Une des causes de la suprématie intellectuelle de l’Écosse et de l’éclat que depuis un demi-siècle Édimbourg a jeté comme ville scientifique et littéraire, c’est la concentration. La société de cette ville, moins fractionnée que celle de Londres, a des limites qu’on peut facilement embrasser. L’homme d’un vrai talent est à peu près sûr de n’être jamais perdu dans la foule ; il trouve sans peine des personnes qui apprécient son mérite. Chacun dans son camp et dans sa caste occupe aisément le rang auquel il a droit. À Londres, c’est autre chose ; la situation des gens de lettres, même de ceux dont la valeur est incontestable, y est précaire et misérable ; un monde entier les étouffe et les écrase[1] ; ils ne parviennent que bien rarement à se dégager de la cohue qui les enveloppe et à se placer au rang qui leur appartient. Avides d’une renommée à laquelle ils ne peuvent atteindre, leur amour-propre, toujours mis en jeu, s’aigrit et s’irrite ; leur timidité susceptible et vaniteuse souffre ; le marasme des gens de talent méconnus les dévore : méfians, jaloux, ombrageux, insupportables comme individus, dangereux comme citoyens, ils n’ont pour cette société qui les repousse, que des malédictions et des anathèmes. Un écrivain à Londres n’a jamais cette haute estime de sa profession, nécessaire avant tout pour y exceller ; s’il est riche, il sera plus fier encore de sa fortune que de son talent ; si, comme Byron, il est noble, il n’oubliera jamais de placer sa couronne de baronnet en tête de ses ouvrages.
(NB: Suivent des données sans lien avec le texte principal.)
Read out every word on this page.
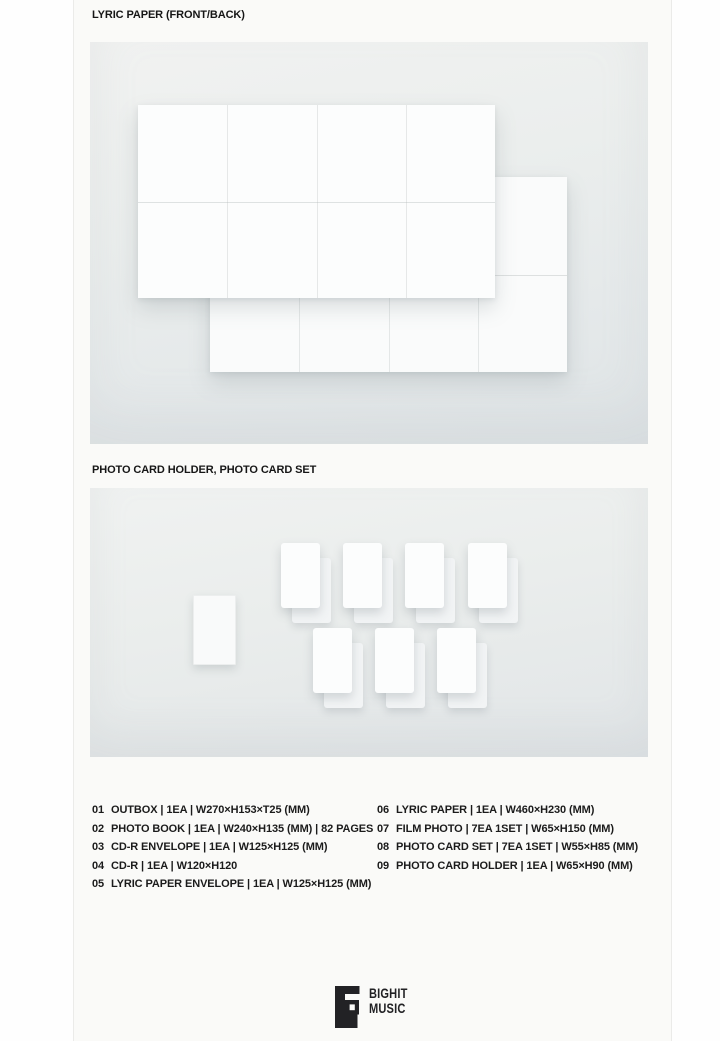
LYRIC PAPER (FRONT/BACK)
PHOTO CARD HOLDER, PHOTO CARD SET
01 OUTBOX | 1EA | W270×H153×T25 (MM)
02 PHOTO BOOK | 1EA | W240×H135 (MM) | 82 PAGES
03 CD-R ENVELOPE | 1EA | W125×H125 (MM)
04 CD-R | 1EA | W120×H120
05 LYRIC PAPER ENVELOPE | 1EA | W125×H125 (MM)
06 LYRIC PAPER | 1EA | W460×H230 (MM)
07 FILM PHOTO | 7EA 1SET | W65×H150 (MM)
08 PHOTO CARD SET | 7EA 1SET | W55×H85 (MM)
09 PHOTO CARD HOLDER | 1EA | W65×H90 (MM)
BIGHIT
MUSIC
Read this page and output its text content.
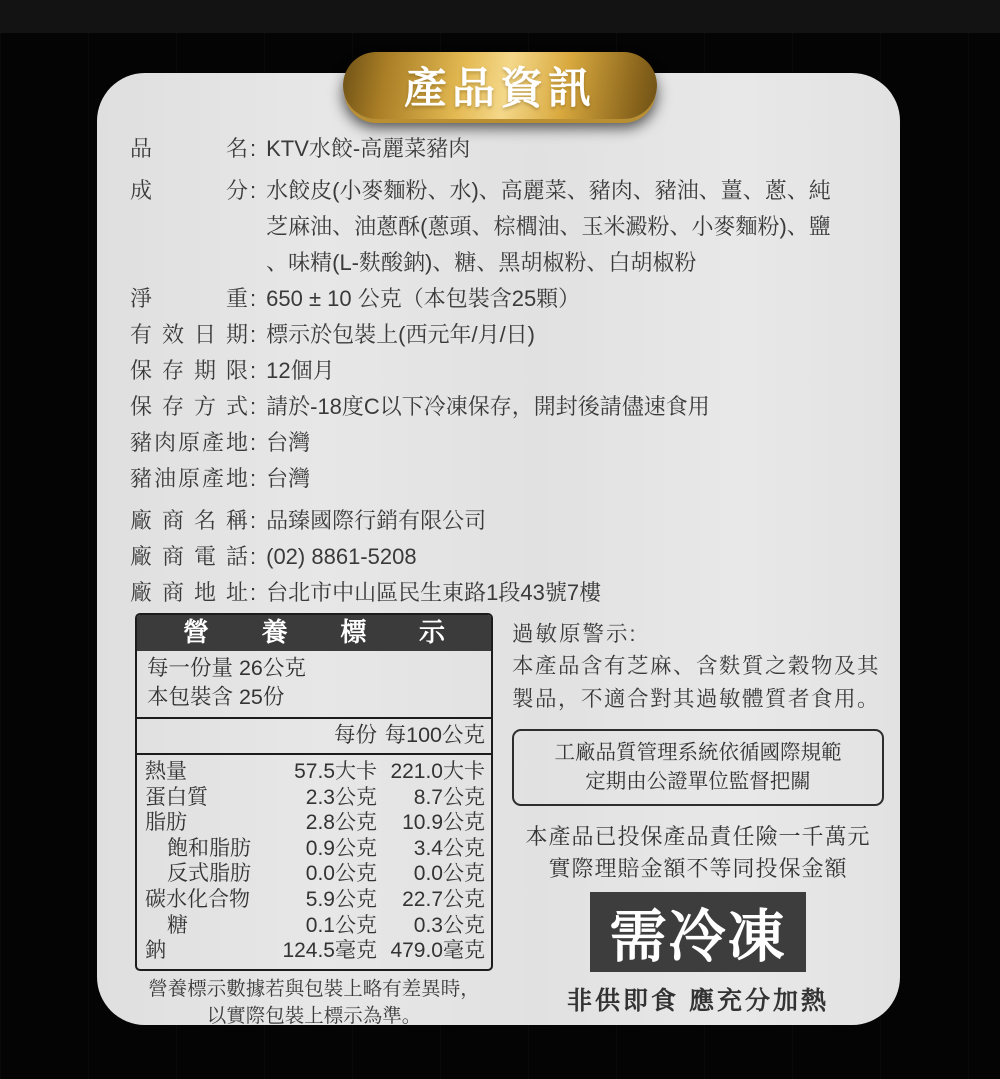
產品資訊
品名 : KTV水餃-高麗菜豬肉
成分 : 水餃皮(小麥麵粉、水)、高麗菜、豬肉、豬油、薑、蔥、純
芝麻油、油蔥酥(蔥頭、棕櫚油、玉米澱粉、小麥麵粉)、鹽
、味精(L-麩酸鈉)、糖、黑胡椒粉、白胡椒粉
淨重 : 650 ± 10 公克（本包裝含25顆）
有效日期 : 標示於包裝上(西元年/月/日)
保存期限 : 12個月
保存方式 : 請於-18度C以下冷凍保存，開封後請儘速食用
豬肉原產地 : 台灣
豬油原產地 : 台灣
廠商名稱 : 品臻國際行銷有限公司
廠商電話 : (02) 8861-5208
廠商地址 : 台北市中山區民生東路1段43號7樓
營養標示
每一份量 26公克
本包裝含 25份
每份 每100公克
熱量	57.5大卡 221.0大卡
蛋白質	2.3公克	8.7公克
脂肪	2.8公克	10.9公克
飽和脂肪	0.9公克	3.4公克
反式脂肪	0.0公克	0.0公克
碳水化合物	5.9公克	22.7公克
糖	0.1公克	0.3公克
鈉	124.5毫克 479.0毫克
營養標示數據若與包裝上略有差異時，
以實際包裝上標示為準。
過敏原警示:
本產品含有芝麻、含麩質之穀物及其
製品，不適合對其過敏體質者食用。
工廠品質管理系統依循國際規範
定期由公證單位監督把關
本產品已投保產品責任險一千萬元
實際理賠金額不等同投保金額
需冷凍
非供即食 應充分加熱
Nous savons bien qu’Édimbourg est trop voisine de Londres, et que le mélange entre les deux peuples est aujourd’hui trop complet pour que la nuance soit tout-à-fait tranchée, et que les mœurs littéraires n’aient pas de nombreux traits de ressemblance. Sans doute le même besoin de renommée, la même avidité de distinctions domine dans l’une et l’autre ville. Walter Scott soupira pendant vingt ans de sa vie après le titre de baronnet, et fut plus heureux le jour où il put mettre le sir devant son nom, que le lendemain de la publication de Waverley ou d’Ivanhoe. D’un autre côté, M. Jeffrey lui-même, le directeur de la revue whig, cet écrivain satirique si brillant et si nerveux, s’est montré singulièrement jaloux des hautes dignités de la magistrature écossaise[2]. Mais si les gens d’esprit qui écrivent ont,

  1. À Londres, en effet, le West-End seul est habité par huit mille familles jouissant de 3,000 liv. sterl. (75,000 francs) au moins de revenu. Le nombre des personnes ayant au-dessus de 50 livres (1,500 francs) de rentes est de cent cinquante-quatre mille. Il y en a six cents qui ont au-dessus de 5,000 livres (125,000 francs) de rente.
  2. M. Jeffrey a été fait lord de session en 1834. C’est aujourd’hui lord Jeffrey.